Vanno fatte alcune considerazioni in merito alla vicenda:in primo luogo, avendo lei ricevuto la busta nella cassetta delle lettere, chiunque avrebbe potuto prenderla e votare per lei, dal momento che non c’è stata la firma di certificazione che effettivamente lei fosse la richiedente della scheda, cosa che avviene solo con la consegna a domicilio.

Poi, per ricevere il duplicato si deve firmare di non aver ricevuto il primo (dichiarando il falso si è perseguibile ai sensi della legge, a livello penale). Il problema circa la prima scheda inviata è che non si sa che fine abbia fatto. Non si sa quindi se, per assurdo, qualcuno abbia votato su quella scheda o no. Il problema che emerge è che anche se arrivassero più schede del dovuto all’Ambasciata a Madrid, e se ne rendessero conto, in che modo selezionerebbero quali tenere e quali no, se comunque sono tutte anonime?

Dulcis in fundo, lei potrebbe fotografare il suo voto (cosa assolutamente impraticabile al seggio) e utilizzare tale foto per i più disparati scopi.

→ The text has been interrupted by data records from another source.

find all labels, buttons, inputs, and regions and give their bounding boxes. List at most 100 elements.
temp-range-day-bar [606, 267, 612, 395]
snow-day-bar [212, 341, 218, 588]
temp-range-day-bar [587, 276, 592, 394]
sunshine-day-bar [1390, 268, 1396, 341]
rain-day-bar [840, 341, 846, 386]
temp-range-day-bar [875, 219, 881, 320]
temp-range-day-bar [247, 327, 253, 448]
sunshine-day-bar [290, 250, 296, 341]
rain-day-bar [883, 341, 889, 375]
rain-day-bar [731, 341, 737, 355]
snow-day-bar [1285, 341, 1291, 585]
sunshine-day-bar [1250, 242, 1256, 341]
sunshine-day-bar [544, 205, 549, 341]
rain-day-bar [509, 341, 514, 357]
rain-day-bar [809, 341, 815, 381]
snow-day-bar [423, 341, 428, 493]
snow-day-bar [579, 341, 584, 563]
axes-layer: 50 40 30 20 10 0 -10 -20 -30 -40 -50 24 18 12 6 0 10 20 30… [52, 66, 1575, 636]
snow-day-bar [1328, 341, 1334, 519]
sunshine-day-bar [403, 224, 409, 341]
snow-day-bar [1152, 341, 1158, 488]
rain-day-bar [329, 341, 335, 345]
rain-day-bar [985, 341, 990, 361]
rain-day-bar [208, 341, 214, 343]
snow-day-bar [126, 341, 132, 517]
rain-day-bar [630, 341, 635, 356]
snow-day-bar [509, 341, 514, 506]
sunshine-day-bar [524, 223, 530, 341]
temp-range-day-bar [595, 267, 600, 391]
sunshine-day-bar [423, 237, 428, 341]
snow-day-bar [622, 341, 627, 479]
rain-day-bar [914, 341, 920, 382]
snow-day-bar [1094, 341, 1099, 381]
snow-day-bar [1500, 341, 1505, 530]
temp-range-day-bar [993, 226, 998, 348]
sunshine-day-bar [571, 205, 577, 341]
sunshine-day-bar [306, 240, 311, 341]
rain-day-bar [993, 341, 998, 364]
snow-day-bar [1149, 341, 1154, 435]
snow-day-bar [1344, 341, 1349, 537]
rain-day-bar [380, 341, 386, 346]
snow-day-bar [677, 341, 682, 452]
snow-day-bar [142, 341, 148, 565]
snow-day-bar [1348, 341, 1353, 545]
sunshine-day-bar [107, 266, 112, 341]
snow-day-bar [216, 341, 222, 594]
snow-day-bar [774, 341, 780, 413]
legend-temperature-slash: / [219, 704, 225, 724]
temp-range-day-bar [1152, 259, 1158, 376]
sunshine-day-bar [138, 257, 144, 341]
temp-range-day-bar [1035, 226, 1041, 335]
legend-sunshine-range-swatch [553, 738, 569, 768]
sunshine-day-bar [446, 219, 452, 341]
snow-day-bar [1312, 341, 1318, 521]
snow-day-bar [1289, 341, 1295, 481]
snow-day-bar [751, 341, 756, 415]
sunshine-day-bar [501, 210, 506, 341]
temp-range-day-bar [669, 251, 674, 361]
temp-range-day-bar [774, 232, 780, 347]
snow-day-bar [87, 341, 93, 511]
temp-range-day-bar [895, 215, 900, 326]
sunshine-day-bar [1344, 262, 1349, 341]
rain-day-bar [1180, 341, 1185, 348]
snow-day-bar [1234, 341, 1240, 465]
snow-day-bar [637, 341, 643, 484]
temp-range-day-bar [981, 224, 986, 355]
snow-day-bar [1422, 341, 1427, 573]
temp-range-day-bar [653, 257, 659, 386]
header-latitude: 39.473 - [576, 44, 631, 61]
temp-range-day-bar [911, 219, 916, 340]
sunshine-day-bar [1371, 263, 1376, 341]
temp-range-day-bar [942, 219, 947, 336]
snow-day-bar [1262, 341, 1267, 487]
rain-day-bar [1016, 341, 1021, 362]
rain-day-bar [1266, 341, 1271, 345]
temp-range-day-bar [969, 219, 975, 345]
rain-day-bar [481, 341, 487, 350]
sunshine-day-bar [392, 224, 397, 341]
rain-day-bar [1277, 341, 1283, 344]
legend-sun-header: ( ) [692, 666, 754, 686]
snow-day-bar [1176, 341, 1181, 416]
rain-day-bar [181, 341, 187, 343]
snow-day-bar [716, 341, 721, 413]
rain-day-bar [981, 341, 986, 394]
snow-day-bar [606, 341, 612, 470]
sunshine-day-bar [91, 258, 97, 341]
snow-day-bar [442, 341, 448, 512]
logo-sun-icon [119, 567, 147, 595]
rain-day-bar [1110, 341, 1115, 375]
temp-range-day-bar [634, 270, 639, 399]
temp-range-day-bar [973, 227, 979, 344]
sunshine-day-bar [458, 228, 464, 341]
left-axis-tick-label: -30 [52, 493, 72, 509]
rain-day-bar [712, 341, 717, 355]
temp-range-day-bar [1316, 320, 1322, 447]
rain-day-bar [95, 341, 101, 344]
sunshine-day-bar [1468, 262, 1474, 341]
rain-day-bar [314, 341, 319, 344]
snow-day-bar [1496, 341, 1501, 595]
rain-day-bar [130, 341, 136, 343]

Infine, è lecito chiedersi se non si debba rivedere il sistema di votazione all’estero (che vale tanto per i referendum, quanto per le elezioni), poiché quello che è successo a Claudia sarebbe potuto tranquillamente succedere a chiunque dei 4 milioni (QUATTRO MILIONI) iscritti all’A.I.R.E. che han fatto richiesta di voto (senza contare i nostri connazionali che, invece, sono temporaneamente risedenti all’estero). Ciò che si denota, poi, è un’evidente incapacità comunicativa da parte delle Istituzioni nei confronti dei votanti.